Summary: [ovn provider] Avoid use of ovn-metadaport for HM healt check packets
Product: Red Hat OpenStack Reporter: Fernando Royo <froyo>
Component: python-ovn-octavia-providerAssignee: Fernando Royo <froyo>
Status: CLOSED ERRATA QA Contact: Omer Schwartz <oschwart>
Severity: high Docs Contact:
Priority: high    
Version: 17.0 (Wallaby)CC: gthiemon, jamsmith, mburns, mdemaced, oschwart
Target Milestone: gaKeywords: Triaged
Target Release: 17.1   
Hardware: Unspecified   
OS: Unspecified   
Whiteboard:
Fixed In Version: python-ovn-octavia-provider-1.0.3-1.20230223161047.82a4691.el9ost Doc Type: Bug Fix
Doc Text:
Before this update, instances lost communication with the ovn-metadata-port because the load balancer health monitor replied to the ARP requests for the OVN metadata agent's IP, causing the request going to the metadata agent to be sent to another MAC address. With this update, the ovn-controller conducts back-end checks by using a dedicated port instead of the ovn-metadata-port. When establishing a health monitor for a load balancer pool, ensure that there is an available IP in the VIP load balancer's subnet. This port is distinct for each subnet, and various health monitors in the same subnet can reuse the port.

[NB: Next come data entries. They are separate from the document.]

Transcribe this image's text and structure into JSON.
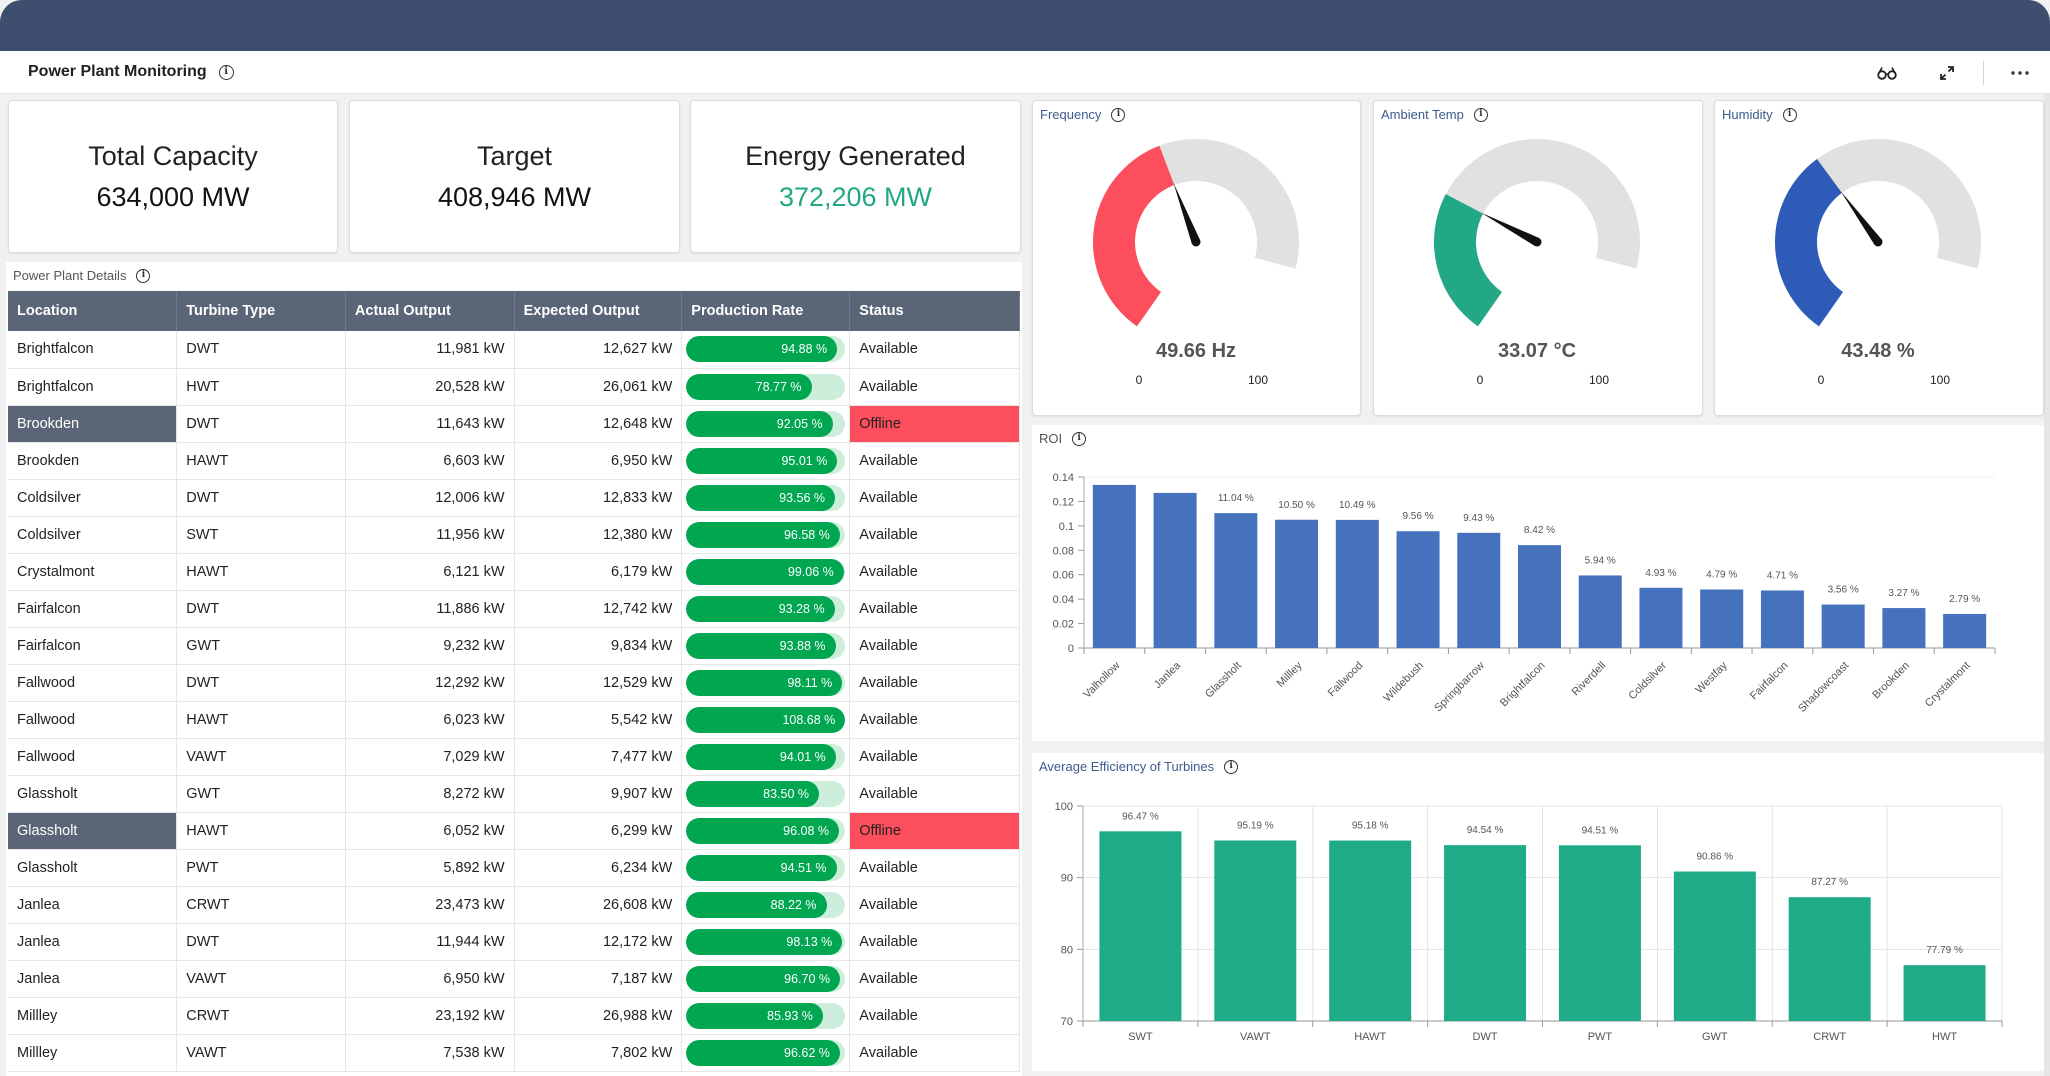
{
  "app": {
    "title": "Power Plant Monitoring",
    "actions": [
      {
        "name": "glasses-icon",
        "glyph": "⚇⚇"
      },
      {
        "name": "expand-icon",
        "glyph": "⤢"
      },
      {
        "name": "more-icon",
        "glyph": "⋯"
      }
    ]
  },
  "kpis": [
    {
      "label": "Total Capacity",
      "value": "634,000 MW",
      "color": "#111111"
    },
    {
      "label": "Target",
      "value": "408,946 MW",
      "color": "#111111"
    },
    {
      "label": "Energy Generated",
      "value": "372,206 MW",
      "color": "#22a884"
    }
  ],
  "details": {
    "title": "Power Plant Details",
    "columns": [
      "Location",
      "Turbine Type",
      "Actual Output",
      "Expected Output",
      "Production Rate",
      "Status"
    ],
    "rows": [
      {
        "location": "Brightfalcon",
        "type": "DWT",
        "actual": "11,981 kW",
        "expected": "12,627 kW",
        "rate": 94.88,
        "rate_label": "94.88 %",
        "status": "Available"
      },
      {
        "location": "Brightfalcon",
        "type": "HWT",
        "actual": "20,528 kW",
        "expected": "26,061 kW",
        "rate": 78.77,
        "rate_label": "78.77 %",
        "status": "Available"
      },
      {
        "location": "Brookden",
        "type": "DWT",
        "actual": "11,643 kW",
        "expected": "12,648 kW",
        "rate": 92.05,
        "rate_label": "92.05 %",
        "status": "Offline"
      },
      {
        "location": "Brookden",
        "type": "HAWT",
        "actual": "6,603 kW",
        "expected": "6,950 kW",
        "rate": 95.01,
        "rate_label": "95.01 %",
        "status": "Available"
      },
      {
        "location": "Coldsilver",
        "type": "DWT",
        "actual": "12,006 kW",
        "expected": "12,833 kW",
        "rate": 93.56,
        "rate_label": "93.56 %",
        "status": "Available"
      },
      {
        "location": "Coldsilver",
        "type": "SWT",
        "actual": "11,956 kW",
        "expected": "12,380 kW",
        "rate": 96.58,
        "rate_label": "96.58 %",
        "status": "Available"
      },
      {
        "location": "Crystalmont",
        "type": "HAWT",
        "actual": "6,121 kW",
        "expected": "6,179 kW",
        "rate": 99.06,
        "rate_label": "99.06 %",
        "status": "Available"
      },
      {
        "location": "Fairfalcon",
        "type": "DWT",
        "actual": "11,886 kW",
        "expected": "12,742 kW",
        "rate": 93.28,
        "rate_label": "93.28 %",
        "status": "Available"
      },
      {
        "location": "Fairfalcon",
        "type": "GWT",
        "actual": "9,232 kW",
        "expected": "9,834 kW",
        "rate": 93.88,
        "rate_label": "93.88 %",
        "status": "Available"
      },
      {
        "location": "Fallwood",
        "type": "DWT",
        "actual": "12,292 kW",
        "expected": "12,529 kW",
        "rate": 98.11,
        "rate_label": "98.11 %",
        "status": "Available"
      },
      {
        "location": "Fallwood",
        "type": "HAWT",
        "actual": "6,023 kW",
        "expected": "5,542 kW",
        "rate": 108.68,
        "rate_label": "108.68 %",
        "status": "Available"
      },
      {
        "location": "Fallwood",
        "type": "VAWT",
        "actual": "7,029 kW",
        "expected": "7,477 kW",
        "rate": 94.01,
        "rate_label": "94.01 %",
        "status": "Available"
      },
      {
        "location": "Glassholt",
        "type": "GWT",
        "actual": "8,272 kW",
        "expected": "9,907 kW",
        "rate": 83.5,
        "rate_label": "83.50 %",
        "status": "Available"
      },
      {
        "location": "Glassholt",
        "type": "HAWT",
        "actual": "6,052 kW",
        "expected": "6,299 kW",
        "rate": 96.08,
        "rate_label": "96.08 %",
        "status": "Offline"
      },
      {
        "location": "Glassholt",
        "type": "PWT",
        "actual": "5,892 kW",
        "expected": "6,234 kW",
        "rate": 94.51,
        "rate_label": "94.51 %",
        "status": "Available"
      },
      {
        "location": "Janlea",
        "type": "CRWT",
        "actual": "23,473 kW",
        "expected": "26,608 kW",
        "rate": 88.22,
        "rate_label": "88.22 %",
        "status": "Available"
      },
      {
        "location": "Janlea",
        "type": "DWT",
        "actual": "11,944 kW",
        "expected": "12,172 kW",
        "rate": 98.13,
        "rate_label": "98.13 %",
        "status": "Available"
      },
      {
        "location": "Janlea",
        "type": "VAWT",
        "actual": "6,950 kW",
        "expected": "7,187 kW",
        "rate": 96.7,
        "rate_label": "96.70 %",
        "status": "Available"
      },
      {
        "location": "Millley",
        "type": "CRWT",
        "actual": "23,192 kW",
        "expected": "26,988 kW",
        "rate": 85.93,
        "rate_label": "85.93 %",
        "status": "Available"
      },
      {
        "location": "Millley",
        "type": "VAWT",
        "actual": "7,538 kW",
        "expected": "7,802 kW",
        "rate": 96.62,
        "rate_label": "96.62 %",
        "status": "Available"
      }
    ],
    "colors": {
      "bar_fill": "#00a650",
      "bar_track": "#cdeedb",
      "offline": "#fd4e5d",
      "header": "#5a6577"
    }
  },
  "gauges": [
    {
      "title": "Frequency",
      "value": 49.66,
      "label": "49.66 Hz",
      "min": "0",
      "max": "100",
      "color": "#fd4e5d"
    },
    {
      "title": "Ambient Temp",
      "value": 33.07,
      "label": "33.07 °C",
      "min": "0",
      "max": "100",
      "color": "#22a884"
    },
    {
      "title": "Humidity",
      "value": 43.48,
      "label": "43.48 %",
      "min": "0",
      "max": "100",
      "color": "#2e5bb8"
    }
  ],
  "chart_data": [
    {
      "type": "bar",
      "title": "ROI",
      "xlabel": "",
      "ylabel": "",
      "categories": [
        "Valhollow",
        "Janlea",
        "Glassholt",
        "Millley",
        "Fallwood",
        "Wildebush",
        "Springbarrow",
        "Brightfalcon",
        "Riverdell",
        "Coldsilver",
        "Westfay",
        "Fairfalcon",
        "Shadowcoast",
        "Brookden",
        "Crystalmont"
      ],
      "values": [
        0.1335,
        0.127,
        0.1104,
        0.105,
        0.1049,
        0.0956,
        0.0943,
        0.0842,
        0.0594,
        0.0493,
        0.0479,
        0.0471,
        0.0356,
        0.0327,
        0.0279
      ],
      "data_labels": [
        "",
        "",
        "11.04 %",
        "10.50 %",
        "10.49 %",
        "9.56 %",
        "9.43 %",
        "8.42 %",
        "5.94 %",
        "4.93 %",
        "4.79 %",
        "4.71 %",
        "3.56 %",
        "3.27 %",
        "2.79 %"
      ],
      "yticks": [
        "0",
        "0.02",
        "0.04",
        "0.06",
        "0.08",
        "0.1",
        "0.12",
        "0.14"
      ],
      "ylim": [
        0,
        0.14
      ],
      "grid": false,
      "color": "#4571bd"
    },
    {
      "type": "bar",
      "title": "Average Efficiency of Turbines",
      "xlabel": "",
      "ylabel": "",
      "categories": [
        "SWT",
        "VAWT",
        "HAWT",
        "DWT",
        "PWT",
        "GWT",
        "CRWT",
        "HWT"
      ],
      "values": [
        96.47,
        95.19,
        95.18,
        94.54,
        94.51,
        90.86,
        87.27,
        77.79
      ],
      "data_labels": [
        "96.47 %",
        "95.19 %",
        "95.18 %",
        "94.54 %",
        "94.51 %",
        "90.86 %",
        "87.27 %",
        "77.79 %"
      ],
      "yticks": [
        "70",
        "80",
        "90",
        "100"
      ],
      "ylim": [
        70,
        100
      ],
      "grid": true,
      "color": "#20ab88"
    }
  ]
}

Health monitor checks no longer impact ovn-metadata-port communications for instances.
 Story Points: ---
Clone Of: Environment:
Last Closed: 2023-08-16 01:13:48 UTC Type: Bug
Regression: --- Mount Type: ---
Documentation: --- CRM:
Verified Versions: Category: ---
oVirt Team: --- RHEL 7.3 requirements from Atomic Host:
Cloudforms Team: --- Target Upstream Version:
Embargoed:

Description Fernando Royo 2023-02-13 11:39:32 UTC 
Description of problem:

As soon a HM is added to the LB pool, the backend servers (members) change in their arp table the mac for the ovn-metadataport pointing to the one used by the HM to do the health checks (ng_global svc_monitor_mac, this is implemented in [1]

Just some additional context about the issue, for every backend IP in the load balancer for which health check is configured, a new row in the Service_Monitor table is created and according to that ovn-controller will periodically sends out the service monitor packets.

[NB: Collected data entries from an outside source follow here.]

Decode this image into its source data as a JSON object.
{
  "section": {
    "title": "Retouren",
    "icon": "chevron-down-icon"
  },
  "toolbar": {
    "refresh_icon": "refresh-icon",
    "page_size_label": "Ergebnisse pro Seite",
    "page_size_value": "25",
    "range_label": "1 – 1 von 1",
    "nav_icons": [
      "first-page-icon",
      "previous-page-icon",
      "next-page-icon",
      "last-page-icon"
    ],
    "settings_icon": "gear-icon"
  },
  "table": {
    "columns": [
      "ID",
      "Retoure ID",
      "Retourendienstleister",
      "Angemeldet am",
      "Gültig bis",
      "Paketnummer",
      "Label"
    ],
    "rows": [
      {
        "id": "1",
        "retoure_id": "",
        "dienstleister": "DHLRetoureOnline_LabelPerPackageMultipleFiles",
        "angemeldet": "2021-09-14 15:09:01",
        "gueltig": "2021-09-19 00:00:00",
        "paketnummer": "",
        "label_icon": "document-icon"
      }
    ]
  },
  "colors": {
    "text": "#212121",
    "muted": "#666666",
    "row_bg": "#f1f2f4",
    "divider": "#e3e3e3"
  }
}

[1] https://github.com/ovn-org/ovn/blob/main/northd/ovn-northd.8.xml#L1431



How reproducible:
100%

Steps to Reproduce:
1. Create a LB with some backend members attached to the pool
2. Create a HM for LB pool
3. Try to comunicate from/to the backend members thought the ovn metadata port.
4. Also a new vm will not be able to use the ovn metadata port (e.g. include a bash script as ini

Actual results:
Backend servers loose the communication over the ovn-metadataport.

Expected results:
Backend servers don't loose the communication over the ovn-metadataport and HM health checks work.
Comment 4 Omer Schwartz 2023-05-05 09:00:17 UTC 
Using the puddle RHOS-17.1-RHEL-9-20230426.n.1, I ran the following commands:
(overcloud) [stack@undercloud-0 ~]$ openstack port list | grep hm
| d7e6c687-6118-4d36-b764-ef8407a61dbb | ovn-lb-hm-576dfdfb-e8ea-4188-9b81-79b96472a3fb               | fa:16:3e:aa:20:71 | ip_address='10.0.64.3', subnet_id='576dfdfb-e8ea-4188-9b81-79b96472a3fb'                            | DOWN   |

We can see that the ovn-lb-hm port exists and uses ip_address='10.0.64.3', which should be the source ip the health monitor uses for each member.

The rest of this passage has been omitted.